Davvero non lo so se c'è rimasto qualcosa di quell'esistenza, della nostra storia e del nostro amore, che io mi possa portare dietro pigiato nel bagaglio. Non lo so se questa casa o l'universo si aspettano ancora dei fiati respirati da noi due. Non lo so se dovrei andare o restare, davvero non lo so.
Di certo tutti i miei non lo so sono maturati nel travaglio emozionale, nella passione, nel forte divenire di una crescita sperata e nei passi decisi di un cammino e sono zuppi di sangue e di umori, non certo dell'acqua di rose in cui si pasce lui.
Lui che sta lì, quasi disattento, come se non stessimo affrontando una questione anche sua. Sta lì, come sta al cine, spettatore vacuo di una trama altrui e desideroso solo di distendere un po' le gambe.
«Se mi vuoi, se mi vuoi ancora, fermami adesso. Fermaci adesso» gli dico con la mano sul pancino, ma senza ricercare il tragico, giusto per fargli capire, perché mi sa che ancora non ha capito bene.
Perdo roba? Sei tu la roba che perdo, vorrei dirgli, mentre m'imbatto incerta in una notte cupa.
Il lampione stasera è spento, e neanche lui riesce a darmi un sollievo, magari spolverando di un chiarore amico il blu denso come melassa che è murato fuori da casa.
I passi conficcati in quel blu hanno un sapore sgradevole: è come leccare del ferro e non riesco a farmelo piacere.
Quando mi chiama è una posa, è solo la consegna del soldatino della sua coscienza: assolve un compito e della faccenda se ne lava le mani, ma in una pozzanghera, secondo me.
Forse non dovrei, non lo so, ma va a finire che gli do una chance.
Mi fermo e lo aspetto, e scopro che riesco a versare altre forse inutili, ma forse anche ultime, lacrime.
Non ho vergogna di mostrarmi debole e indecisa con lui, io che da sempre sono la donna senza dubbi, per tutti, quella forte che si porta un po' di roba sulle spalle e l'altra, in segreto, nel cuore chiusa a chiave.
Non ci credo che voglia che io resti e glielo dico, ma aspetto ancora un po'.

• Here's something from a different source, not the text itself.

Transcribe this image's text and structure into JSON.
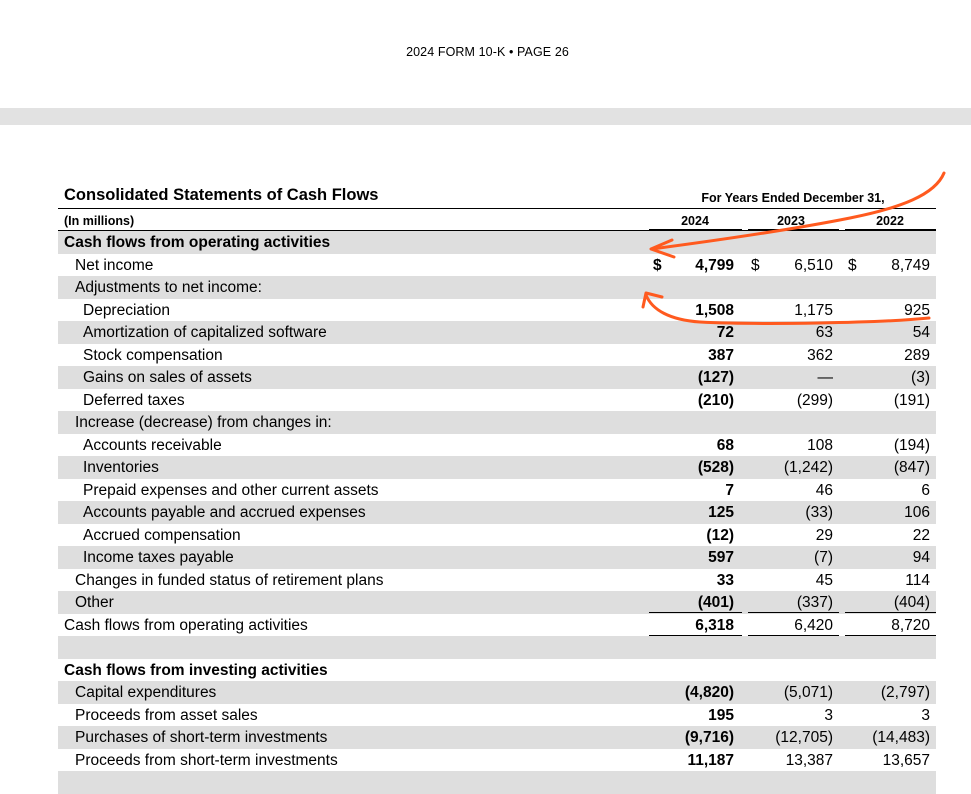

Socchiudo gli occhi nella quanto mai insensata ricerca di una luce. Aspetto un abbraccio, da dietro, aspetto il suo alito sul collo, aspetto il suo corpo che s'incolla al mio. Aspetto il suo odore, aspetto un passo verso di me e verso di noi. E aspetto le sue mani, che afferrino le mie, che mi trascinino in un vortice fatale, come quando da bambini ci teniamo stretti, agganciati con le braccia a ics, e giriamo, giriamo veloce, sempre di più, coi piedi a pesticciare in un centro solo nostro e i corpi piegati all'indietro e imploranti un volo.
Prendimi, stringimi le mani, fammi girare più forte che puoi e fammi volare via, solo di questo ho bisogno in fondo: di volare via. Con te o senza di te.
E aspetto una parola, anche solo una, ma sussurrata in un orecchio, una parola che fruscia tra i capelli e mi possa trafiggere ancora.
Sussurrami, non urlare, ti prego.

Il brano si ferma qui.